Tu regardes d’un air piteux les avaries subies par tes vêtements et par ta personne, tu te dis avoir bien payé le contentement que tu éprouves à te reposer, sache, mon enfant, qu’en ce monde on n’a rien pour rien. Tout bien, tout bonheur, toute satisfaction s’achète. Dès qu’on en a la conviction, on ne s’étonne pas du prix-à payer et on n’en conduit que mieux sa barque ; l’expérience vous est profitable, on s’en sert comme d’un bâton avec lequel on sonde le terrain avant d’y mettre le pied.

À un garçon avisé, comme tu l’es, je n’ai pas besoin d’en dire plus long pour être compris.

Avec ces trois mots :

Travail — honnêteté — volonté,

Tu as pour gage de bonheur le meilleur talisman qu’un pauvre diable de sorcier, comme moi, puisse te donner.
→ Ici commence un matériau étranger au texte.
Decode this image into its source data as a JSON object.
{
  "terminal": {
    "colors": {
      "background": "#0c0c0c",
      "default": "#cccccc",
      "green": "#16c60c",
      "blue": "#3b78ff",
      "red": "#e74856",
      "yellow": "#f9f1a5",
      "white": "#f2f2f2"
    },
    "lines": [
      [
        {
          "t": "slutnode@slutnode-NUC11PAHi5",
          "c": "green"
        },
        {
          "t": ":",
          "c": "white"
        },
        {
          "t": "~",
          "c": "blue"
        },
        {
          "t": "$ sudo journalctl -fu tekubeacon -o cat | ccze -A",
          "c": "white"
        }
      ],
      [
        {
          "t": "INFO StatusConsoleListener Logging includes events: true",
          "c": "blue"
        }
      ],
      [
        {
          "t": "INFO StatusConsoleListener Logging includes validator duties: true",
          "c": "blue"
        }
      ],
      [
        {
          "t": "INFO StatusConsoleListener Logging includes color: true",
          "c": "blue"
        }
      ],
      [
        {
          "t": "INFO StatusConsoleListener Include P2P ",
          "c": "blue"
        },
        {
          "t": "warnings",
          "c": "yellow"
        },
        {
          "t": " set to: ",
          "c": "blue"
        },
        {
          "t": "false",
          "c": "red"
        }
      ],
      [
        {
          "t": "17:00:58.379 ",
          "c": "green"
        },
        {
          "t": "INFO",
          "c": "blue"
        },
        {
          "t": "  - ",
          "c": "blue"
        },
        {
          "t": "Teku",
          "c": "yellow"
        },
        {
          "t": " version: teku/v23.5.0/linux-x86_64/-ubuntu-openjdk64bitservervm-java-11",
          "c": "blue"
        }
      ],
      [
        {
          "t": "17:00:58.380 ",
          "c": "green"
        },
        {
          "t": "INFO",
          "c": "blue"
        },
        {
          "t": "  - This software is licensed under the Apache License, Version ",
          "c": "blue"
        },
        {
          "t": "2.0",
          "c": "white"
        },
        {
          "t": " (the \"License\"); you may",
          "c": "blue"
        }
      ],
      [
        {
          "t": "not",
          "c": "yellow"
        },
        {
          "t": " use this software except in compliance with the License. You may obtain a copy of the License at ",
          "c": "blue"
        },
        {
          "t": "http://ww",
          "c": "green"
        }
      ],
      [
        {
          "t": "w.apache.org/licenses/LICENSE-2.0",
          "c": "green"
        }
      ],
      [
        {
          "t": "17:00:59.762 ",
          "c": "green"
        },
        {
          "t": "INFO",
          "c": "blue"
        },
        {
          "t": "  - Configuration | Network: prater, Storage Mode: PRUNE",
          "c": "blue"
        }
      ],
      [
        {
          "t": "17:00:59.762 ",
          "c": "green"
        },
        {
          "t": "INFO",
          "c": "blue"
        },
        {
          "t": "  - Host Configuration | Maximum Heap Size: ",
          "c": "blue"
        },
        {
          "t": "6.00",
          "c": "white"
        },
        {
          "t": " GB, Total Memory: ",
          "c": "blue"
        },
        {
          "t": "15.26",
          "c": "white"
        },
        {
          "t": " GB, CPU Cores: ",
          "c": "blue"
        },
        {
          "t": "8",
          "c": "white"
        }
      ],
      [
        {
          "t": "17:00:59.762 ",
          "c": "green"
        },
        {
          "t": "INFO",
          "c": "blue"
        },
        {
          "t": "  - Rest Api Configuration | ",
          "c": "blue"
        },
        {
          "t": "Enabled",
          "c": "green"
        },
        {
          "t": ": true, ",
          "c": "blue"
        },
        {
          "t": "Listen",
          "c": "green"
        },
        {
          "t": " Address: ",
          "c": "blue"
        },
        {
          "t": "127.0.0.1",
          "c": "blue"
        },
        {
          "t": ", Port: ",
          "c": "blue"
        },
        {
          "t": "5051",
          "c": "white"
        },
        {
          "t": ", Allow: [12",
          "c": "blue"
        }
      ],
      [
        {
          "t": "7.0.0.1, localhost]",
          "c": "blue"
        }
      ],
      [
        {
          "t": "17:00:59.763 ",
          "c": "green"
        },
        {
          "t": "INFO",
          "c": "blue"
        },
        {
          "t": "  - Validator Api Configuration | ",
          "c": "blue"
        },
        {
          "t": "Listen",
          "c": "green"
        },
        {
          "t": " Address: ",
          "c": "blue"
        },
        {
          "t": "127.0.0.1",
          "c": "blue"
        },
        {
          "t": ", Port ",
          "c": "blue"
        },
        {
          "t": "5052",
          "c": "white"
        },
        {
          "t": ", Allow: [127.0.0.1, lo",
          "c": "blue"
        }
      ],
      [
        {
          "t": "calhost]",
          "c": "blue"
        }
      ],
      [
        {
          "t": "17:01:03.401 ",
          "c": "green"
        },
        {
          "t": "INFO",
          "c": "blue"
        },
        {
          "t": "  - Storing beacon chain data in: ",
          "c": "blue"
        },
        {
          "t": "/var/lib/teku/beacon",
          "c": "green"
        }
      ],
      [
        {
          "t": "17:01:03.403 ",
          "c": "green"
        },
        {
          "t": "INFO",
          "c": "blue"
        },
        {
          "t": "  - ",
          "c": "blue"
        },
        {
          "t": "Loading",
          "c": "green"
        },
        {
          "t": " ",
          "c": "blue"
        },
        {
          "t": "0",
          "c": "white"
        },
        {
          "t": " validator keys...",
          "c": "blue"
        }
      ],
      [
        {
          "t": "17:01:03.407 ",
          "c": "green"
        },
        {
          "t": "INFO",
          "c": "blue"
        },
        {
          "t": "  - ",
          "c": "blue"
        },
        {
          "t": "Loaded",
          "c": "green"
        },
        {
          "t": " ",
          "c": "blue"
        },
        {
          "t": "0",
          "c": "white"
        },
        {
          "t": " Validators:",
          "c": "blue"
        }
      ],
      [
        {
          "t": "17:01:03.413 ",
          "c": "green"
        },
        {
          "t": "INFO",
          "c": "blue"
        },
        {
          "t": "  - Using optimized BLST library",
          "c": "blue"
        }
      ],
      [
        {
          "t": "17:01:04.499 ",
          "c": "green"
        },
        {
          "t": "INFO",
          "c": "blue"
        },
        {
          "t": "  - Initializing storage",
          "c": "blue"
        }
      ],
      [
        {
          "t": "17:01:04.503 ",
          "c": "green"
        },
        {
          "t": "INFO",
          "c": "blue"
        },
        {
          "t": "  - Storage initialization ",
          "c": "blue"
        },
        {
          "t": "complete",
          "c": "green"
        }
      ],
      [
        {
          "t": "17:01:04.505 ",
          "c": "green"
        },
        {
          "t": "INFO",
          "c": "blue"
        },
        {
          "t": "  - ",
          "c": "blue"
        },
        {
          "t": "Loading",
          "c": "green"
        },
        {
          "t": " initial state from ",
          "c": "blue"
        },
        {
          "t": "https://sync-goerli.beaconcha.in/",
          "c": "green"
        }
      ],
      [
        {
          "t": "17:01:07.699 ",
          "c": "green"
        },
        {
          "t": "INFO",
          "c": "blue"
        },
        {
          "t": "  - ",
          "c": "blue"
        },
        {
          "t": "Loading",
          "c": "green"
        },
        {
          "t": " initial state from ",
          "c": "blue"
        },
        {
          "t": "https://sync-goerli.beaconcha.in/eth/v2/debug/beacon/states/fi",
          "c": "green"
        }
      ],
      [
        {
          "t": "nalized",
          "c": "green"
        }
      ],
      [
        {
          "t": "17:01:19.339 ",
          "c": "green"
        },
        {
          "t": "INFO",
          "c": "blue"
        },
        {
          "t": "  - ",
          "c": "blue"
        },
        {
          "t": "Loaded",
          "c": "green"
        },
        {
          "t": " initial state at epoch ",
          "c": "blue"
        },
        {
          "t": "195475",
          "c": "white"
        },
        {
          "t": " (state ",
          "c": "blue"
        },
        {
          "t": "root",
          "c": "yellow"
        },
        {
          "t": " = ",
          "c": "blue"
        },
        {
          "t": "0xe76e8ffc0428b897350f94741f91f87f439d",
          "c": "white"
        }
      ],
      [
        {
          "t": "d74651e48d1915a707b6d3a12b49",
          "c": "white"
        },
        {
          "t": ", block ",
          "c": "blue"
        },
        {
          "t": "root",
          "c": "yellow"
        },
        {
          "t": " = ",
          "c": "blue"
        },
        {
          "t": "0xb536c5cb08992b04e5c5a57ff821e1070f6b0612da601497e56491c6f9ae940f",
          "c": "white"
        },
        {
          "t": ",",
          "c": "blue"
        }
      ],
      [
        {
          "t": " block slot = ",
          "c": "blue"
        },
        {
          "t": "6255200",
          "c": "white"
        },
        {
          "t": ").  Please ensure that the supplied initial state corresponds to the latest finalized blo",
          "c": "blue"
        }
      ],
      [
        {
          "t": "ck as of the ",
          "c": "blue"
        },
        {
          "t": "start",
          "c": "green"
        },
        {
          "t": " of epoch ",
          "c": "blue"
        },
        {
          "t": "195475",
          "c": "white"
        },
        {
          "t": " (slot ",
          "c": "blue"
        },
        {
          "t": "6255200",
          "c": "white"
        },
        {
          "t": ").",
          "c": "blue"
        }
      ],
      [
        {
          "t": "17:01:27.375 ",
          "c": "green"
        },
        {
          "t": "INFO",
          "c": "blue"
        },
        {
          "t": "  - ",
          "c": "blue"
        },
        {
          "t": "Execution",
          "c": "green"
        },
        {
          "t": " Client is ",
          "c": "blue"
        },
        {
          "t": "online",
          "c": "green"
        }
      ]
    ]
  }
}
Maintenant, va porter tes habits à ta mère, et n’aie pas crainte de lui dire que c’est ma faute !

Ce fameux voyage et les paroles du parrain me revinrent plus tard à l’esprit en bien des occasions ; je leur dus, en face des chagrins et des déceptions dont nul n’est exempt, plus d’une résolution énergique ; mais plusieurs années devaient encore s’écouler avant que j’entrasse dans cette arène qu’on appelle le monde, où l’homme doit lutter, sans trêve, jusqu’à la fin de sa carrière.